Finalement deux questions essentielles se posent, quels types de mode de vie et d’environnement sont-ils les mieux adaptés à l’homme et réciproquement quelles seraient les manières de vivre et de s’alimenter les plus compatibles avec une préservation de l’environnement. Problématique bien vaste que nous voudrions juste essayer d’éclairer sur le sujet de l’alimentation et de la santé. Jusqu’à présent, on a largement ignoré que nos choix alimentaires, du champ jusqu’au traitement des déchets de nos repas étaient responsables de plus de 30% des émissions des gaz à effet de serre, sans parler des diverses pollutions. Notre manière de cultiver les champs, d’élever les animaux, de transporter, transformer, emballer, distribuer ou préparer les aliments n’est pas neutre pour la planète ni sans conséquences pour la santé.

Finalement, il est temps de décrire les contours d’une alimentation durable qui serait la plus adaptée possible à la préservation de l’environnement et de la santé. Il nous faut donc définir les modes alimentaires les plus sûrs sur le plan de la gestion de la santé ; les modes de production qu’il faudrait développer pour préserver la fertilité des sols, assurer la sécurité des approvisionnements alimentaires et diminuer l’impact de la chaîne alimentaire sur l’environnement ; la nature des transformations à privilégier pour ne pas dégrader la qualité nutritionnelle des aliments ; la diversification des circuits d’approvisionnement pour aboutir à une offre alimentaire plus équilibrée ; la gestion des ressources alimentaires de proximité pour réduire le coût des transports et améliorer l’offre en produits de terroir et de saison ; les moyens de permettre aux agriculteurs ou aux autres intermédiaires de percevoir une rémunération normale .A travers ces grandes questions, on comprend que notre vision de la question alimentaire est souvent trop partielle. C’est ainsi par exemple que beaucoup de recommandations alimentaires demeurent inefficaces face à un paysage alimentaire bien trop imparfait.

Le premier socle d’une alimentation durable serait d’organiser la production alimentaire en fonction de la nutrition préventive. Celle-ci définit la manière la plus universelle de bien s’alimenter pour assurer un bon fonctionnement de l’organisme et préserver la santé ; elle nous enseigne que la seule façon pour l’homme de bien se nourrir est d’utiliser une large gamme de produits végétaux naturels (produits céréaliers, légumes secs, féculents divers, fruits, légumes, graines et fruits oléagineux) complétée par des apports modérés de produits animaux et d’huiles végétales. En exploitant la diversité et la qualité nutritionnelle de ces aliments, on peut composer des milliers de recettes correspondant à une grande partie des cuisines du monde et surtout cela facilite l’adoption de régimes équilibrés protecteurs. Il est inutile de chercher une autre voie pour atteindre un bon état nutritionnel et améliorer la santé publique.

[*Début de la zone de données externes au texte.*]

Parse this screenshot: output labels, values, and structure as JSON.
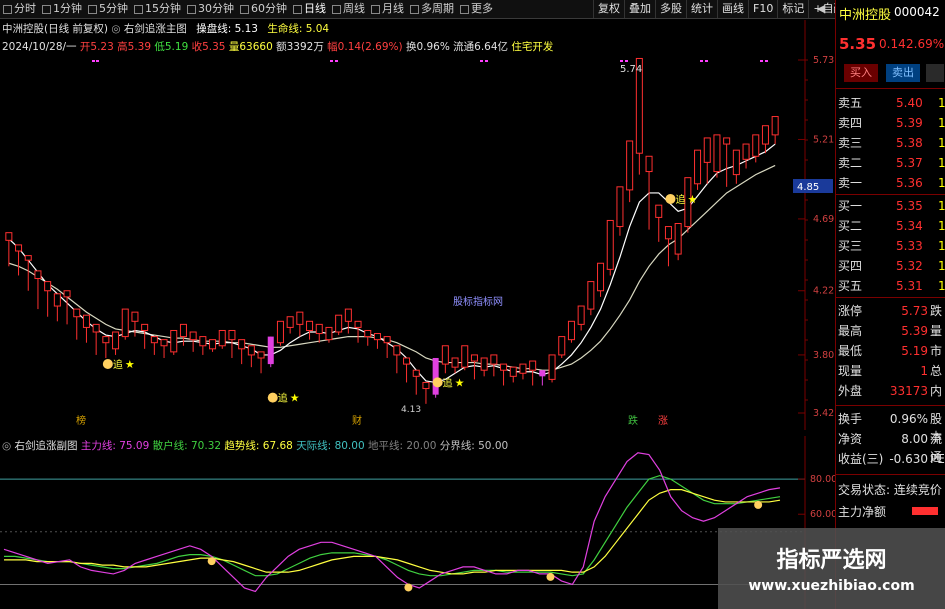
{
  "toolbar": {
    "periods": [
      "分时",
      "1分钟",
      "5分钟",
      "15分钟",
      "30分钟",
      "60分钟",
      "日线",
      "周线",
      "月线",
      "多周期",
      "更多"
    ],
    "active_period": "日线",
    "tools": [
      "复权",
      "叠加",
      "多股",
      "统计",
      "画线",
      "F10",
      "标记",
      "+自选"
    ],
    "back_glyph": "◀"
  },
  "header": {
    "line1": {
      "stock": "中洲控股(日线 前复权)",
      "indicator": "右剑追涨主图",
      "op_label": "操盘线: 5.13",
      "life_label": "生命线: 5.04"
    },
    "line2": {
      "date": "2024/10/28/一",
      "open": "开5.23",
      "high": "高5.39",
      "low": "低5.19",
      "close": "收5.35",
      "volume": "量63660",
      "amount": "额3392万",
      "change": "幅0.14(2.69%)",
      "turnover": "换0.96%",
      "float": "流通6.64亿",
      "sector": "住宅开发"
    }
  },
  "main_chart": {
    "peak_label": "5.74",
    "center_watermark": "股标指标网",
    "current_price_tag": "4.85",
    "signal_text": "追",
    "low_label": "4.13",
    "bottom_markers": [
      {
        "text": "榜",
        "color": "#d4a000"
      },
      {
        "text": "财",
        "color": "#d4a000"
      },
      {
        "text": "跌",
        "color": "#40c040"
      },
      {
        "text": "涨",
        "color": "#ff4040"
      }
    ]
  },
  "price_axis": [
    "5.73",
    "5.21",
    "4.69",
    "4.22",
    "3.80",
    "3.42"
  ],
  "sub_header": {
    "title": "右剑追涨副图",
    "lines": [
      {
        "label": "主力线: 75.09",
        "color": "#e040e0"
      },
      {
        "label": "散户线: 70.32",
        "color": "#40d040"
      },
      {
        "label": "趋势线: 67.68",
        "color": "#ffff40"
      },
      {
        "label": "天际线: 80.00",
        "color": "#40c0c0"
      },
      {
        "label": "地平线: 20.00",
        "color": "#808080"
      },
      {
        "label": "分界线: 50.00",
        "color": "#c0c0c0"
      }
    ]
  },
  "sub_axis": [
    "80.00",
    "60.00"
  ],
  "chart_data": {
    "type": "candlestick",
    "ylim": [
      3.42,
      5.73
    ],
    "candles": [
      [
        5.12,
        5.38,
        5.32,
        5.05
      ],
      [
        5.15,
        5.42,
        5.4,
        5.25
      ],
      [
        5.22,
        5.35,
        5.3,
        5.05
      ],
      [
        5.35,
        5.38,
        5.28,
        5.0
      ],
      [
        5.18,
        5.25,
        5.3,
        5.02
      ],
      [
        5.12,
        5.22,
        5.18,
        5.0
      ],
      [
        5.03,
        5.1,
        5.18,
        4.95
      ],
      [
        5.1,
        5.06,
        5.12,
        5.0
      ],
      [
        5.12,
        5.22,
        5.26,
        5.08
      ],
      [
        5.28,
        5.22,
        5.33,
        5.18
      ],
      [
        5.2,
        5.16,
        5.24,
        5.1
      ],
      [
        5.2,
        5.25,
        5.3,
        5.16
      ],
      [
        5.27,
        5.35,
        5.4,
        5.23
      ],
      [
        5.31,
        5.3,
        5.36,
        5.25
      ]
    ],
    "note": "scaled to visible price range"
  },
  "candles_main": [
    [
      4.55,
      4.6,
      4.48,
      4.38
    ],
    [
      4.48,
      4.52,
      4.4,
      4.32
    ],
    [
      4.42,
      4.45,
      4.28,
      4.22
    ],
    [
      4.3,
      4.35,
      4.2,
      4.1
    ],
    [
      4.22,
      4.28,
      4.12,
      4.05
    ],
    [
      4.12,
      4.2,
      4.18,
      4.02
    ],
    [
      4.18,
      4.22,
      4.05,
      4.0
    ],
    [
      4.05,
      4.1,
      3.96,
      3.9
    ],
    [
      3.98,
      4.06,
      3.94,
      3.88
    ],
    [
      3.95,
      4.0,
      3.85,
      3.8
    ],
    [
      3.88,
      3.92,
      3.82,
      3.78
    ],
    [
      3.84,
      3.95,
      3.92,
      3.8
    ],
    [
      3.92,
      4.1,
      4.05,
      3.9
    ],
    [
      4.02,
      4.08,
      3.96,
      3.92
    ],
    [
      3.96,
      4.0,
      3.88,
      3.84
    ],
    [
      3.88,
      3.92,
      3.85,
      3.8
    ],
    [
      3.86,
      3.9,
      3.82,
      3.78
    ],
    [
      3.82,
      3.96,
      3.94,
      3.8
    ],
    [
      3.92,
      4.0,
      3.9,
      3.86
    ],
    [
      3.9,
      3.95,
      3.86,
      3.82
    ],
    [
      3.86,
      3.92,
      3.84,
      3.8
    ],
    [
      3.84,
      3.9,
      3.86,
      3.82
    ],
    [
      3.86,
      3.96,
      3.92,
      3.84
    ],
    [
      3.9,
      3.96,
      3.84,
      3.78
    ],
    [
      3.84,
      3.9,
      3.78,
      3.74
    ],
    [
      3.8,
      3.86,
      3.76,
      3.72
    ],
    [
      3.78,
      3.82,
      3.72,
      3.68
    ],
    [
      3.74,
      3.92,
      3.88,
      3.72
    ],
    [
      3.88,
      4.02,
      3.98,
      3.86
    ],
    [
      3.98,
      4.05,
      4.02,
      3.94
    ],
    [
      4.0,
      4.08,
      3.96,
      3.92
    ],
    [
      3.96,
      4.02,
      3.94,
      3.9
    ],
    [
      3.94,
      4.0,
      3.9,
      3.88
    ],
    [
      3.9,
      3.98,
      3.96,
      3.88
    ],
    [
      3.95,
      4.06,
      4.04,
      3.93
    ],
    [
      4.02,
      4.1,
      3.98,
      3.94
    ],
    [
      3.98,
      4.02,
      3.92,
      3.88
    ],
    [
      3.92,
      3.96,
      3.9,
      3.86
    ],
    [
      3.9,
      3.94,
      3.88,
      3.84
    ],
    [
      3.88,
      3.92,
      3.8,
      3.78
    ],
    [
      3.8,
      3.86,
      3.72,
      3.68
    ],
    [
      3.74,
      3.78,
      3.66,
      3.62
    ],
    [
      3.66,
      3.7,
      3.58,
      3.54
    ],
    [
      3.58,
      3.62,
      3.52,
      3.48
    ],
    [
      3.54,
      3.78,
      3.76,
      3.52
    ],
    [
      3.74,
      3.86,
      3.72,
      3.68
    ],
    [
      3.72,
      3.78,
      3.74,
      3.68
    ],
    [
      3.72,
      3.86,
      3.76,
      3.7
    ],
    [
      3.76,
      3.8,
      3.7,
      3.64
    ],
    [
      3.7,
      3.78,
      3.74,
      3.66
    ],
    [
      3.74,
      3.8,
      3.7,
      3.66
    ],
    [
      3.7,
      3.74,
      3.66,
      3.6
    ],
    [
      3.66,
      3.72,
      3.68,
      3.62
    ],
    [
      3.68,
      3.74,
      3.7,
      3.64
    ],
    [
      3.7,
      3.76,
      3.66,
      3.6
    ],
    [
      3.66,
      3.7,
      3.64,
      3.6
    ],
    [
      3.64,
      3.8,
      3.78,
      3.62
    ],
    [
      3.8,
      3.92,
      3.9,
      3.78
    ],
    [
      3.9,
      4.02,
      4.0,
      3.88
    ],
    [
      4.0,
      4.12,
      4.1,
      3.96
    ],
    [
      4.1,
      4.28,
      4.24,
      4.06
    ],
    [
      4.22,
      4.4,
      4.36,
      4.18
    ],
    [
      4.36,
      4.68,
      4.64,
      4.32
    ],
    [
      4.64,
      4.9,
      4.86,
      4.58
    ],
    [
      4.88,
      5.2,
      5.14,
      4.8
    ],
    [
      5.12,
      5.74,
      5.0,
      4.98
    ],
    [
      5.0,
      5.1,
      4.7,
      4.62
    ],
    [
      4.7,
      4.78,
      4.6,
      4.54
    ],
    [
      4.56,
      4.64,
      4.44,
      4.38
    ],
    [
      4.46,
      4.66,
      4.62,
      4.42
    ],
    [
      4.64,
      4.96,
      4.92,
      4.6
    ],
    [
      4.92,
      5.14,
      5.08,
      4.88
    ],
    [
      5.06,
      5.22,
      5.02,
      4.92
    ],
    [
      5.0,
      5.24,
      5.2,
      4.96
    ],
    [
      5.18,
      5.22,
      4.98,
      4.9
    ],
    [
      4.98,
      5.14,
      5.08,
      4.92
    ],
    [
      5.08,
      5.18,
      5.1,
      5.02
    ],
    [
      5.1,
      5.24,
      5.18,
      5.06
    ],
    [
      5.18,
      5.3,
      5.24,
      5.12
    ],
    [
      5.24,
      5.36,
      5.35,
      5.18
    ]
  ],
  "ma_short": [
    4.56,
    4.5,
    4.42,
    4.34,
    4.26,
    4.2,
    4.14,
    4.08,
    4.02,
    3.97,
    3.93,
    3.92,
    3.94,
    3.96,
    3.95,
    3.92,
    3.89,
    3.88,
    3.89,
    3.89,
    3.88,
    3.87,
    3.88,
    3.88,
    3.86,
    3.84,
    3.8,
    3.8,
    3.83,
    3.88,
    3.92,
    3.95,
    3.95,
    3.94,
    3.96,
    3.98,
    3.97,
    3.94,
    3.92,
    3.88,
    3.84,
    3.78,
    3.7,
    3.63,
    3.62,
    3.64,
    3.68,
    3.72,
    3.73,
    3.72,
    3.73,
    3.71,
    3.69,
    3.69,
    3.69,
    3.67,
    3.69,
    3.74,
    3.8,
    3.88,
    3.98,
    4.1,
    4.26,
    4.44,
    4.64,
    4.8,
    4.86,
    4.86,
    4.8,
    4.74,
    4.76,
    4.84,
    4.92,
    4.99,
    5.02,
    5.04,
    5.07,
    5.1,
    5.13,
    5.18
  ],
  "ma_long": [
    4.4,
    4.38,
    4.35,
    4.31,
    4.27,
    4.23,
    4.18,
    4.13,
    4.08,
    4.04,
    4.0,
    3.97,
    3.96,
    3.95,
    3.94,
    3.93,
    3.92,
    3.91,
    3.91,
    3.9,
    3.89,
    3.89,
    3.89,
    3.88,
    3.88,
    3.87,
    3.86,
    3.85,
    3.85,
    3.86,
    3.87,
    3.88,
    3.89,
    3.9,
    3.91,
    3.92,
    3.92,
    3.92,
    3.91,
    3.9,
    3.88,
    3.85,
    3.82,
    3.78,
    3.76,
    3.75,
    3.75,
    3.75,
    3.75,
    3.74,
    3.74,
    3.73,
    3.72,
    3.71,
    3.71,
    3.7,
    3.7,
    3.72,
    3.74,
    3.78,
    3.83,
    3.89,
    3.97,
    4.06,
    4.16,
    4.28,
    4.38,
    4.46,
    4.52,
    4.56,
    4.62,
    4.68,
    4.74,
    4.8,
    4.86,
    4.9,
    4.94,
    4.98,
    5.01,
    5.04
  ],
  "sub_data": {
    "ylim": [
      10,
      100
    ],
    "main_line": [
      40,
      38,
      36,
      34,
      32,
      33,
      34,
      30,
      28,
      27,
      26,
      28,
      32,
      34,
      36,
      38,
      40,
      42,
      40,
      36,
      30,
      24,
      18,
      16,
      24,
      30,
      36,
      40,
      42,
      44,
      44,
      42,
      40,
      38,
      36,
      30,
      24,
      20,
      18,
      22,
      26,
      28,
      30,
      30,
      28,
      26,
      26,
      28,
      28,
      26,
      26,
      22,
      20,
      30,
      56,
      70,
      80,
      90,
      95,
      94,
      85,
      70,
      62,
      58,
      56,
      58,
      62,
      66,
      70,
      72,
      74,
      75
    ],
    "retail_line": [
      36,
      36,
      35,
      34,
      33,
      33,
      33,
      32,
      31,
      30,
      29,
      29,
      30,
      31,
      32,
      34,
      36,
      37,
      37,
      36,
      34,
      31,
      28,
      25,
      25,
      26,
      29,
      32,
      35,
      37,
      38,
      38,
      38,
      37,
      36,
      34,
      31,
      28,
      26,
      25,
      25,
      26,
      27,
      28,
      28,
      28,
      27,
      27,
      27,
      27,
      27,
      26,
      25,
      26,
      34,
      44,
      54,
      64,
      72,
      80,
      82,
      80,
      76,
      72,
      68,
      66,
      66,
      66,
      67,
      68,
      69,
      70
    ],
    "trend_line": [
      34,
      34,
      34,
      33,
      33,
      33,
      33,
      32,
      32,
      31,
      31,
      30,
      30,
      30,
      31,
      32,
      33,
      34,
      35,
      35,
      34,
      33,
      31,
      29,
      27,
      27,
      27,
      28,
      30,
      32,
      34,
      35,
      36,
      36,
      36,
      35,
      34,
      32,
      30,
      28,
      27,
      26,
      26,
      27,
      27,
      28,
      28,
      28,
      28,
      28,
      28,
      28,
      27,
      27,
      30,
      36,
      44,
      52,
      60,
      68,
      72,
      74,
      74,
      72,
      70,
      68,
      67,
      67,
      67,
      67,
      67,
      68
    ],
    "sky": 80,
    "ground": 20,
    "boundary": 50
  },
  "right_panel": {
    "name": "中洲控股",
    "code": "000042",
    "price": "5.35",
    "change": "0.14",
    "pct": "2.69%",
    "buy_btn": "买入",
    "sell_btn": "卖出",
    "sells": [
      {
        "label": "卖五",
        "price": "5.40",
        "vol": "1"
      },
      {
        "label": "卖四",
        "price": "5.39",
        "vol": "1"
      },
      {
        "label": "卖三",
        "price": "5.38",
        "vol": "1"
      },
      {
        "label": "卖二",
        "price": "5.37",
        "vol": "1"
      },
      {
        "label": "卖一",
        "price": "5.36",
        "vol": "1"
      }
    ],
    "buys": [
      {
        "label": "买一",
        "price": "5.35",
        "vol": "1"
      },
      {
        "label": "买二",
        "price": "5.34",
        "vol": "1"
      },
      {
        "label": "买三",
        "price": "5.33",
        "vol": "1"
      },
      {
        "label": "买四",
        "price": "5.32",
        "vol": "1"
      },
      {
        "label": "买五",
        "price": "5.31",
        "vol": "1"
      }
    ],
    "stats": [
      {
        "label": "涨停",
        "value": "5.73",
        "tail": "跌"
      },
      {
        "label": "最高",
        "value": "5.39",
        "tail": "量"
      },
      {
        "label": "最低",
        "value": "5.19",
        "tail": "市"
      },
      {
        "label": "现量",
        "value": "1",
        "tail": "总"
      },
      {
        "label": "外盘",
        "value": "33173",
        "tail": "内"
      }
    ],
    "stats2": [
      {
        "label": "换手",
        "value": "0.96%",
        "tail": "股本"
      },
      {
        "label": "净资",
        "value": "8.00",
        "tail": "流通"
      },
      {
        "label": "收益(三)",
        "value": "-0.630",
        "tail": "PE("
      }
    ],
    "trade_status": "交易状态: 连续竞价",
    "net_flow": "主力净额"
  },
  "watermark": {
    "cn": "指标严选网",
    "url": "www.xuezhibiao.com"
  }
}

Il faut prendre également conscience que les aliments n’ont pas tous la même efficacité agronomique, qu’il faut par exemple 10 fois plus de surface pour produire un kilo de protéines animales qu’un kilo de protéines végétales. Inutile donc d’exporter notre modèle occidental de grands consommateurs de produits animaux et il serait indispensable d’apprendre à consommer beaucoup plus de légumes secs. Rappelons aussi l’efficacité agronomique et écologique du maraîchage de plein champ en légumes de saison. Doubler la consommation en fruits et légumes ne nécessiterait finalement que peu de surface. Compte tenu de l’efficacité de ces aliments en terme de gestion de santé publique, on serait à même d’attendre une politique agricole qui facilite l’accessibilité aux fruits et légumes. Réduire certes la consommation de produits animaux lorsqu’elle est trop élevée mais surtout veiller à ce que les produits transformés ne fassent pas une concurrence déloyale vis-à-vis des produits naturels. Pour résumer, travailler la terre comme un jardin nourricier que l’on préserve et dans lequel on puise une richesse extraordinaire de micronutriments protecteurs. A l’heure d’une prise de conscience écologique générale, il n’y a pas d’autre voie pour l’humanité que de développer une agro-écologie tournée vers la satisfaction des besoins nutritionnels de l’homme

Nous sommes donc loin de savoir bien faire les choses : nous alimenter sainement, produire proprement et durablement, transformer et distribuer sans dénaturer, bien gérer nos ressources de proximité. La sécurité à long terme de nos approvisionnements alimentaires comme leur qualité nutritionnelle ne pourront être conservées qu’en préservant nos espaces naturels et la complexité des aliments qui en sont issus. A l’homme le soin d’organiser la chaîne alimentaire en conséquence, d’adopter de bons comportements alimentaires, de développer une éducation nutritionnelle fondée sur une vision globale et durable de l’alimentation. Il est temps de se mobiliser dans notre vie quotidienne par exemple en privilégiant la consommation de produits naturels ou en réduisant celle de produits transformés sous emballage. Il est temps aussi d’interpeller nos politiques sur ce sujet dans cette période propice aux débats politique.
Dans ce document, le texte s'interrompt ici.